Music + Sound Design

Sonic logos or Idents are a growing trend that give consistency across platforms and media to make the values a brand embodies understandable and recognisable in an instant. Effective idents set the scene for everything that follows and gives content creators another way to reach a target audience. Especially with the uptake in smart speakers, better quality headphones, voice assistants, sound is fast becoming an important tool in being able to, paradoxically, cut through the noise.

My approach often includes sound design with the music for a sonic logo as you can impart a sense of transparency through texture and foley and sound can communicate material and place - all important aspects to work with visual elements.

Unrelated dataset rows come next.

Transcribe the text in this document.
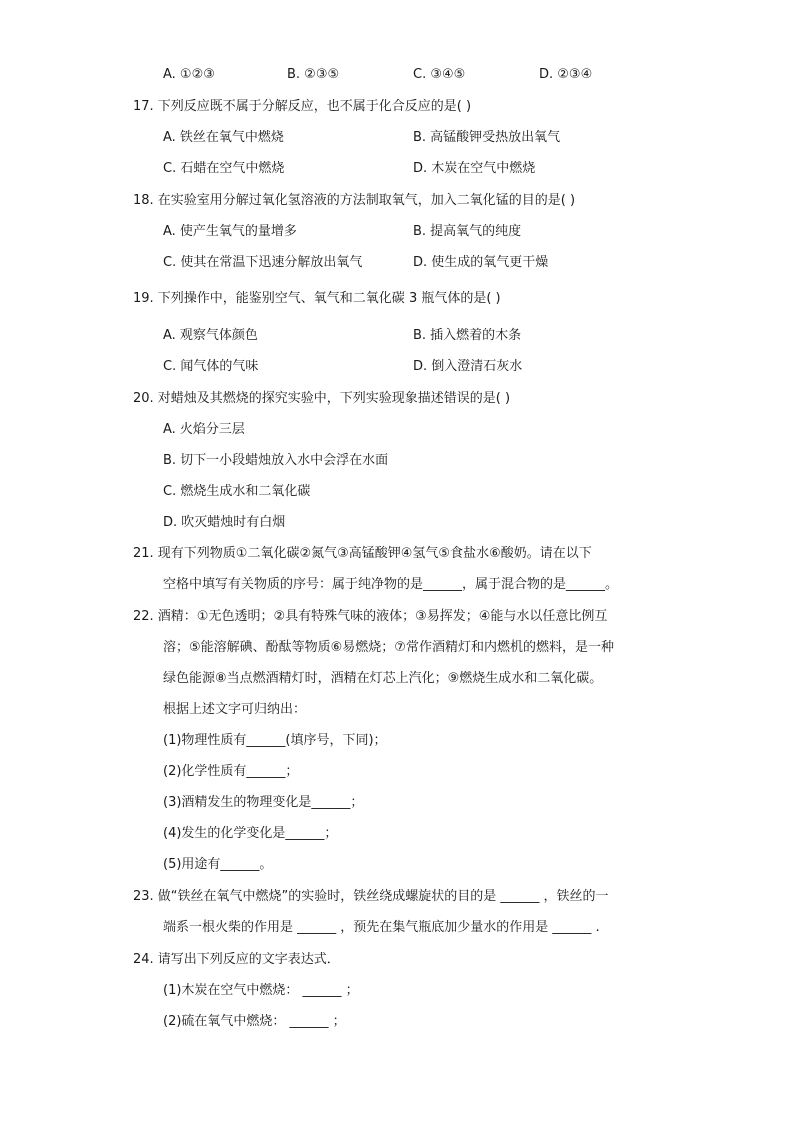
A. ①②③	B. ②③⑤	C. ③④⑤	D. ②③④
17. 下列反应既不属于分解反应，也不属于化合反应的是( )
A. 铁丝在氧气中燃烧	B. 高锰酸钾受热放出氧气
C. 石蜡在空气中燃烧	D. 木炭在空气中燃烧
18. 在实验室用分解过氧化氢溶液的方法制取氧气，加入二氧化锰的目的是( )
A. 使产生氧气的量增多	B. 提高氧气的纯度
C. 使其在常温下迅速分解放出氧气	D. 使生成的氧气更干燥
19. 下列操作中，能鉴别空气、氧气和二氧化碳 3 瓶气体的是( )
A. 观察气体颜色	B. 插入燃着的木条
C. 闻气体的气味	D. 倒入澄清石灰水
20. 对蜡烛及其燃烧的探究实验中，下列实验现象描述错误的是( )
A. 火焰分三层
B. 切下一小段蜡烛放入水中会浮在水面
C. 燃烧生成水和二氧化碳
D. 吹灭蜡烛时有白烟
21. 现有下列物质①二氧化碳②氮气③高锰酸钾④氢气⑤食盐水⑥酸奶。请在以下
空格中填写有关物质的序号：属于纯净物的是______，属于混合物的是______。
22. 酒精：①无色透明；②具有特殊气味的液体；③易挥发；④能与水以任意比例互
溶；⑤能溶解碘、酚酞等物质⑥易燃烧；⑦常作酒精灯和内燃机的燃料，是一种
绿色能源⑧当点燃酒精灯时，酒精在灯芯上汽化；⑨燃烧生成水和二氧化碳。
根据上述文字可归纳出：
(1)物理性质有______(填序号，下同)；
(2)化学性质有______；
(3)酒精发生的物理变化是______；
(4)发生的化学变化是______；
(5)用途有______。
23. 做“铁丝在氧气中燃烧”的实验时，铁丝绕成螺旋状的目的是 ______ ，铁丝的一
端系一根火柴的作用是 ______ ，预先在集气瓶底加少量水的作用是 ______ .
24. 请写出下列反应的文字表达式．
(1)木炭在空气中燃烧： ______ ；
(2)硫在氧气中燃烧： ______ ；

In this case, Ben and Micah approached me for a sonic logo for their podcast - it is in-depth but open, precise but human. Clocks and heartbeats. The podcast features discussion on the cutting edge topics of orthopedics, including interviews with surgeons and practitioners who have stories that push the field forward. A sense of momentum and anticipation was needed.

So vinyl crackles suggest close detail but also a voice from a distance, the front line. The stopwatch brings urgency. Heartbeats are self explanatory - they also have this great ability to fill a space whilst being atonal.

Harpsichord, being a plucked instrument, lends itself to precision yet has historical connotations, a sense of building on the existing.

Hang drums are very tactile, referencing something close to the body, the choir brings a sense of the human but also the angelic - sometimes these surgeons perfom miracles in the most unlikely of places. What they learn helps those that come after.

Drums and reverbs add air and space to suggest a bigger place worth exploring.

Deeper electronic bass adds depth literally and metophorically - being a sine wave, the bass is hard to define as it sounds like it's coming from everywhere. Similar to the effect that the heartbeat has.

And the piece is open-ended because the main act is the conversation, or episode, that the theme flows into.